Why is this an issue that women globally should be concerned with? Because it affects all of us. From the beginning of time, women have been exploited; sex exchange for food or being in abusive relationships. A study put out by Sustainability Times shows “researchers examined data and case studies from more than 1,000 sources and documents on the links between environmental pressures and gender-based violence. When natural resources are limited, exploitative social behaviors such as sexual abuse can become more dominant, especially affecting girls and women” (Cross, Sustainability Times). Not just in less developed countries but globally, there is a lack of policies to protect women and children from environmental degradation. Maathai’s great example of this was the “wrong bus syndrome” – almost as saying, we have to take matters into our own hands by getting into the driver’s seat. We all have to learn how to save our environment – not just women but men also. In Maathai’s Greenbelt Movement, when women became empowered by the planting of trees, “the men joined in because they saw that the women were doing positive work”.

If the solution is advocacy, then we need to become aware of and, thereby educated about what we are advocating for.  Out of the articles, Maathai said it best “blame is placed on the side that has power”, which is, blame can only go but so far, which I find is true in many circumstances.  While it is good to know who caused these issues, it is equally important that we should be looking for ways to solve them, and this is where our connection to one another should grow – in movement. This action was also illustrated in the “Pipeline article” where a North Dakota activist name Prairie McLaughlin and other women stood up to protect the rights to clean drinking water. “Officers took her to a North Dakota jail…where, she says, a group of male and female guards forcibly removed her clothes when she refused to strip in front of them.  But, when asked if she was prepared to keep defending the Standing Rock tribe’s water, McLaughlin’s face hardened. “Everyone needs to stand up,” she said” (The Guardian).  Like Maathai, McLaughlin is the prime example of how women who stand up for what is right by protecting what we should all (men too) want to protect – the environment.   Instead, they arrested and dehumanized by male dominated system.

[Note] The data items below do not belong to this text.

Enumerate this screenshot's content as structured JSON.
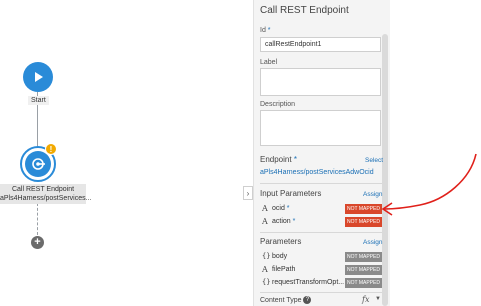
{
  "flow": {
    "start_label": "Start",
    "rest_node_label_line1": "Call REST Endpoint",
    "rest_node_label_line2": "aPls4Harness/postServices...",
    "warning_glyph": "!",
    "add_glyph": "+",
    "collapse_glyph": "›"
  },
  "panel": {
    "title": "Call REST Endpoint",
    "id_label": "Id",
    "id_value": "callRestEndpoint1",
    "label_label": "Label",
    "description_label": "Description",
    "endpoint_label": "Endpoint",
    "endpoint_select": "Select",
    "endpoint_value": "aPls4Harness/postServicesAdwOcid",
    "input_params_label": "Input Parameters",
    "input_params_assign": "Assign",
    "input_params": [
      {
        "type_glyph": "A",
        "name": "ocid",
        "required": true,
        "status": "NOT MAPPED"
      },
      {
        "type_glyph": "A",
        "name": "action",
        "required": true,
        "status": "NOT MAPPED"
      }
    ],
    "params_label": "Parameters",
    "params_assign": "Assign",
    "params": [
      {
        "type_glyph": "{}",
        "name": "body",
        "status": "NOT MAPPED"
      },
      {
        "type_glyph": "A",
        "name": "filePath",
        "status": "NOT MAPPED"
      },
      {
        "type_glyph": "{}",
        "name": "requestTransformOpt...",
        "status": "NOT MAPPED"
      }
    ],
    "content_type_label": "Content Type",
    "help_glyph": "?",
    "fx_glyph": "fx",
    "fx_caret": "▼",
    "required_mark": "*"
  },
  "colors": {
    "accent": "#2a8bd8",
    "link": "#1a6fb5",
    "status_not_mapped_input": "#d9472b",
    "status_not_mapped_param": "#8a8a8a",
    "annotation_arrow": "#e0201a",
    "warning": "#f2a900"
  },
  "icons": {
    "start": "play-icon",
    "rest": "rest-endpoint-icon",
    "warning": "warning-icon",
    "add": "plus-icon",
    "help": "help-icon"
  }
}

I wonder if I have the strength to become a women’s advocate like Maathai, McLaughlin, or even the women in Chipko and Greenbelt movement? Saying I want to be is one thing, but doing the actual work is much harder as I’ve learned in this course and other WGS courses. I guess it depends on what I’m advocating for. According to Maathai, “fear is the biggest enemy you have. I think you can overcome your fear when you no longer see the consequences” (Maathai).

Annotated Bibliography

Cross, Daniel T, Environmental degradation ‘leads to gender-based exploitation’February 2, 2020

https://www.sustainability-times.com/environmental-protection/iucn-environmental-degradation-leads-to-gender-based-exploitation/

This article talked about the kinds of exploitation women face due to environmental degradation.  It covered a study that showed how women compete for food and, how the lack of natural resources was used by a male dominated society to dehumanize them.  In another study, researchers observed some illegal activities, like ‘sex-for-fish’, a practice due to the scarce resources from environmental degradation.